At the Cherbourg Mission, for example, there were no cots or beds in the children's dormitories. Conditions on the missions further north were much worse, and were compared to prisons. By 1934, one-third of Indigenous people in Queensland were living on missions and settlements.

Indigenous children were not only removed to missions. Many were removed to government-run dormitories, where they were equally isolated, or sent to work at an early age. In 1899, a protectoress was appointed to supervise young Indigenous women who went to work as domestics in Brisbane. By 1914, she was supervising 137 Indigenous girls. Archbishop Donaldson, visiting Cherbourg in 1915, noted that of the girls sent out to service more than 90 per cent came back pregnant to white men.

Some Indigenous people continued to live away from the missions and settlements.
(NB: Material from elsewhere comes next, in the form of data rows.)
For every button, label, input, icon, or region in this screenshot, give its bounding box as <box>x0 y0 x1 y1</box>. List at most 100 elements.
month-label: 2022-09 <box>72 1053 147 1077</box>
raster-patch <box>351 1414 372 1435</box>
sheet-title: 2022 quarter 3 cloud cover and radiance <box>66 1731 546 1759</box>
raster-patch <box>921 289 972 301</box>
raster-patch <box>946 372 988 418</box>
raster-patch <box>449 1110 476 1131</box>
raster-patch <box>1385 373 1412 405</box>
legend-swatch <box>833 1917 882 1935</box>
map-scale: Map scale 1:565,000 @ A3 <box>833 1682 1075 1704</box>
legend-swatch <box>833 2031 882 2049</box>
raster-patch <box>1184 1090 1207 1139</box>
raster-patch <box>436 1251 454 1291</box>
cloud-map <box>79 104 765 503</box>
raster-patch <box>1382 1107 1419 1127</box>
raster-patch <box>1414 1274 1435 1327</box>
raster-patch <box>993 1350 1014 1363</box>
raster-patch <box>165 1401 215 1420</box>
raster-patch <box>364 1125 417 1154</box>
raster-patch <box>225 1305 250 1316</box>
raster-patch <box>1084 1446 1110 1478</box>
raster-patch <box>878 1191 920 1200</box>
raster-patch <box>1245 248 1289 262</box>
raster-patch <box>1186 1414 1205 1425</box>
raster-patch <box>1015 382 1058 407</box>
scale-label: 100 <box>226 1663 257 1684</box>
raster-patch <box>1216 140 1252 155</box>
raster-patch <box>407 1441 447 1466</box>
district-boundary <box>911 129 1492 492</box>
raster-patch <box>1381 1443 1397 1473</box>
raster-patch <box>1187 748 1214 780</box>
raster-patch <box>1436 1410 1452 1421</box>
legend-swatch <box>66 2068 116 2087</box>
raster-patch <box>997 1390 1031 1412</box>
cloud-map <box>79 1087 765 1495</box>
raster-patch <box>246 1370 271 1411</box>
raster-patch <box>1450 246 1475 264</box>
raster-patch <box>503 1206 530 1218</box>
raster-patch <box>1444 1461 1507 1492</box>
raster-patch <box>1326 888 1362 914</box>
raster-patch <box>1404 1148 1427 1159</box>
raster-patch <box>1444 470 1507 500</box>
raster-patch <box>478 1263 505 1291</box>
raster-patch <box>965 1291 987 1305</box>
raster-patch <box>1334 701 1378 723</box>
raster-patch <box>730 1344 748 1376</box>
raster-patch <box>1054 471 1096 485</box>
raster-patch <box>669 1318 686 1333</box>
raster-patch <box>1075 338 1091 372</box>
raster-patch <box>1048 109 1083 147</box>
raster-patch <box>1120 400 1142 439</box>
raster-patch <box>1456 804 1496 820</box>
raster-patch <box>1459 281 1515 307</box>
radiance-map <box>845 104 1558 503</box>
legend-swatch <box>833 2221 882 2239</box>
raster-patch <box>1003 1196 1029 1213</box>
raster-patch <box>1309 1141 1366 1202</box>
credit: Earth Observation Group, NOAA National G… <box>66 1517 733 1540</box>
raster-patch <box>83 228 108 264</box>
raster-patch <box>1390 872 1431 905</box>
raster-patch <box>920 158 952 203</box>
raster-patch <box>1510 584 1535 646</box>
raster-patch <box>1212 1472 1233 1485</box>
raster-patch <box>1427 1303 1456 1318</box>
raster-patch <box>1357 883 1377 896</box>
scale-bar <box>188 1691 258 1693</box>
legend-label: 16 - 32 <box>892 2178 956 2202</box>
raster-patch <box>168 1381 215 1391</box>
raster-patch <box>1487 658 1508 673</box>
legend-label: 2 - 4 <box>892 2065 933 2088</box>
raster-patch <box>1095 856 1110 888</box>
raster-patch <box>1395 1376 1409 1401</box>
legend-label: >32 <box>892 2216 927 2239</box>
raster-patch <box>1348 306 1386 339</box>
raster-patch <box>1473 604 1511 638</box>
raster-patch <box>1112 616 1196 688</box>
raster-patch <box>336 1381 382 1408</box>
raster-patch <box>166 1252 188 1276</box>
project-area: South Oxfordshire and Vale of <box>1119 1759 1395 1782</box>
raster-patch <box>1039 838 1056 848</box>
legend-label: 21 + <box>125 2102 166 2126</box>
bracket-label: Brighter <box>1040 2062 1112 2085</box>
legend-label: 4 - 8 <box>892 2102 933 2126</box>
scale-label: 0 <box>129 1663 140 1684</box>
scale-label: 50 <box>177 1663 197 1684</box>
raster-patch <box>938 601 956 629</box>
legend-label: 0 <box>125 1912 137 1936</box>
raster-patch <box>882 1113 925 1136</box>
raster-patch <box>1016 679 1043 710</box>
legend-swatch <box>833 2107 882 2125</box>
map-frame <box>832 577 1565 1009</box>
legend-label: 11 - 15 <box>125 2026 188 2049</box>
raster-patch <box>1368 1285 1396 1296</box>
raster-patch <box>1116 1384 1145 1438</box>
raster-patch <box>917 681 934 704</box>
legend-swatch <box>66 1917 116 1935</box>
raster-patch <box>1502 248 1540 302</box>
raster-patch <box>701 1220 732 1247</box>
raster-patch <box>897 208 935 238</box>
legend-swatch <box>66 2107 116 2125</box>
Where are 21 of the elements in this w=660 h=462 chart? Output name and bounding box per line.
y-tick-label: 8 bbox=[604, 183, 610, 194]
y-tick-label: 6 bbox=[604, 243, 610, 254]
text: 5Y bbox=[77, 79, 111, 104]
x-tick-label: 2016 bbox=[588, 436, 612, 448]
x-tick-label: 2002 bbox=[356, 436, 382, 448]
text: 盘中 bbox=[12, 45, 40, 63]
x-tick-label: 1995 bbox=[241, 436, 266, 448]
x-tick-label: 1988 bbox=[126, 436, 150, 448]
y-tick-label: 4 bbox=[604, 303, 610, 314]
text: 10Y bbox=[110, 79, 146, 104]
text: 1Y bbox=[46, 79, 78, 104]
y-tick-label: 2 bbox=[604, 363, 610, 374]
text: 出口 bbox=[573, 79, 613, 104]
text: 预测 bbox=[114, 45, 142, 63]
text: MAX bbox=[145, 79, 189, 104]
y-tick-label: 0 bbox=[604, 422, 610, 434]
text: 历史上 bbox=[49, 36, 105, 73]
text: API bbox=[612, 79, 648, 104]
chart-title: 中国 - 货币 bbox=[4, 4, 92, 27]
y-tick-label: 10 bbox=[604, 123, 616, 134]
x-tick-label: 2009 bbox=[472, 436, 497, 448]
They lived in camps, surviving on basic rations earned from working on nearby farms for much less money than non-Indigenous workers received. Often, children found to be living in these camps were removed on Bleakley's order.

On the Torres Strait Islands, the government policy was to restrict the movement of the Islanders. This would ensure their availability to work in the fishing industry.

The Aboriginals Preservation and Protection Act 1939 replaced the 1897 law. Bleakley was made Director of Native Affairs as the office of Chief Protector was abolished. This law made Bleakley the legal guardian of all Indigenous children under 21 years, which meant he no longer had to seek the Minister's approval before removing children.